Palewski dipped into his pocket. He brought out a slim volume bound in soft red leather, which he opened and began to read.

Yashim struggled for a few moments with the curiosity that comes over anyone when they watch someone else with their nose in a book. Then he gave up.

“ Pan Tadeusz — again,” Palewski replied, with a smile.

“The national epic,” Yashim murmured. “Of course.”

“Really, I never tire of it,” Palewski said. “It is the Poland I represent. Poland in the old days.” He sighed. “I wrote to Mickiewicz, proposing a French translation.”

“The poet? And did he reply?”

Palewski nodded. “Of course, he could do it himself. He lives in Paris. But he said he’d be delighted if I’d like to try.”

“And you’ve begun?”

“Awfully hard, Yashim.” Palewski leaned back and closed his eyes. He flung up a hand toward the trees and began to recite:

“Litwo! Ojczyzno moja! Ty jeste jak zdrowie.

Ile ci trzeba ceni, ten tylko si dowie,

Kto ci stracil. Dzi pi kno tw w calej ozdobie

Widz i opisuj, bo t skni po tobie.”

Yashim could not understand the words; he had stopped listening. He could hear a sound like angry bees, buzzing farther up the avenue; now and again he heard shouts.

“I’ve made a start, Yash, but it’s picking the words. And matching the rhyme-”

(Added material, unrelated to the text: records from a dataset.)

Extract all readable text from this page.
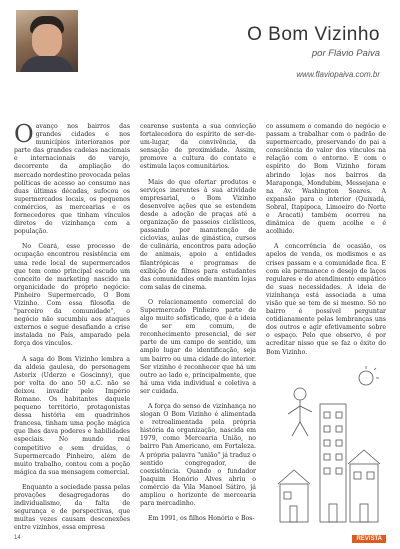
O Bom Vizinho
por Flávio Paiva
www.flaviopaiva.com.br

O avanço nos bairros das grandes cidades e nos municípios interioranos por parte das grandes cadeias nacionais e internacionais do varejo, decorrente da ampliação do mercado nordestino provocada pelas políticas de acesso ao consumo nas duas últimas décadas, sufocou os supermercados locais, os pequenos comércios, as mercearias e os fornecedores que tinham vínculos diretos de vizinhança com a população.

No Ceará, esse processo de ocupação encontrou resistência em uma rede local de supermercados que tem como principal escudo um conceito de marketing nascido na organicidade do próprio negócio: Pinheiro Supermercado, O Bom Vizinho. Com essa filosofia de "parceiro da comunidade", o negócio não sucumbiu aos ataques externos e segue desafiando a crise instalada no País, amparado pela força dos vínculos.

A saga do Bom Vizinho lembra a da aldeia gaulesa, do personagem Asterix (Uderzo e Goscinny), que por volta do ano 50 a.C. não se deixou invadir pelo Império Romano. Os habitantes daquele pequeno território, protagonistas dessa história em quadrinhos francesa, tinham uma poção mágica que lhes dava poderes e habilidades especiais. No mundo real competitivo e sem druidas, o Supermercado Pinheiro, além de muito trabalho, contou com a poção mágica da sua mensagem comercial.

Enquanto a sociedade passa pelas provações desagregadoras do individualismo, da falta de segurança e de perspectivas, que muitas vezes causam desconexões entre vizinhos, essa empresa

cearense sustenta a sua convicção fortalecedora do espírito de ser-de-um-lugar, da convivência, da sensação de proximidade. Assim, promove a cultura do contato e estimula laços comunitários.

Mais do que ofertar produtos e serviços inerentes à sua atividade empresarial, o Bom Vizinho desenvolve ações que se estendem desde a adoção de praças até a organização de passeios ciclísticos, passando por manutenção de ciclovias, aulas de ginástica, cursos de culinária, encontros para adoção de animais, apoio a entidades filantrópicas e programas de exibição de filmes para estudantes das comunidades onde mantém lojas com salas de cinema.

O relacionamento comercial do Supermercado Pinheiro parte de algo muito sofisticado, que é a ideia de ser em comum, de reconhecimento presencial, de ser parte de um campo de sentido, um amplo lugar de identificação, seja um bairro ou uma cidade do interior. Ser vizinho é reconhecer que há um outro ao lado e, principalmente, que há uma vida individual e coletiva a ser cuidada.

A força do senso de vizinhança no slogan O Bom Vizinho é alimentada e retroalimentada pela própria história da organização, nascida em 1979, como Mercearia União, no bairro Pan Americano, em Fortaleza. A própria palavra "união" já traduz o sentido congregador, de coexistência. Quando o fundador Joaquim Honório Alves abriu o comércio da Vila Manoel Sátiro, já ampliou o horizonte de mercearia para mercadinho.

Em 1991, os filhos Honório e Bos-

co assumem o comando do negócio e passam a trabalhar com o padrão de supermercado, preservando do pai a consciência do valor dos vínculos na relação com o entorno. E com o espírito do Bom Vizinho foram abrindo lojas nos bairros da Maraponga, Mondubim, Messejana e na Av. Washington Soares. A expansão para o interior (Quixadá, Sobral, Itapipoca, Limoeiro do Norte e Aracati) também ocorreu na dinâmica de quem acolhe e é acolhido.

A concorrência de ocasião, os apelos de venda, os modismos e as crises passam e a comunidade fica. E com ela permanece o desejo de laços regulares e do atendimento empático de suas necessidades. A ideia de vizinhança está associada a uma visão que se tem de si mesmo. Só no bairro é possível perguntar cotidianamente pelas lembranças uns dos outros e agir efetivamente sobre o espaço. Pelo que observo, é por acreditar nisso que se faz o êxito do Bom Vizinho.

14	REVISTA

Yashim bent forward and touched his knee. “Don’t go away,” he said.

“But I haven’t given you my translation yet.”

Yashim had scrambled to his feet. “I’ll listen later.”

“Your coffee’s coming.”

“I’ll be back.”

He went to the avenue and turned up the hill. A few hundred yards ahead he could make out the wooden gate of the monastery. The gate was shut, and outside it a few dozen men were standing in a semicircle, their backs toward Yashim.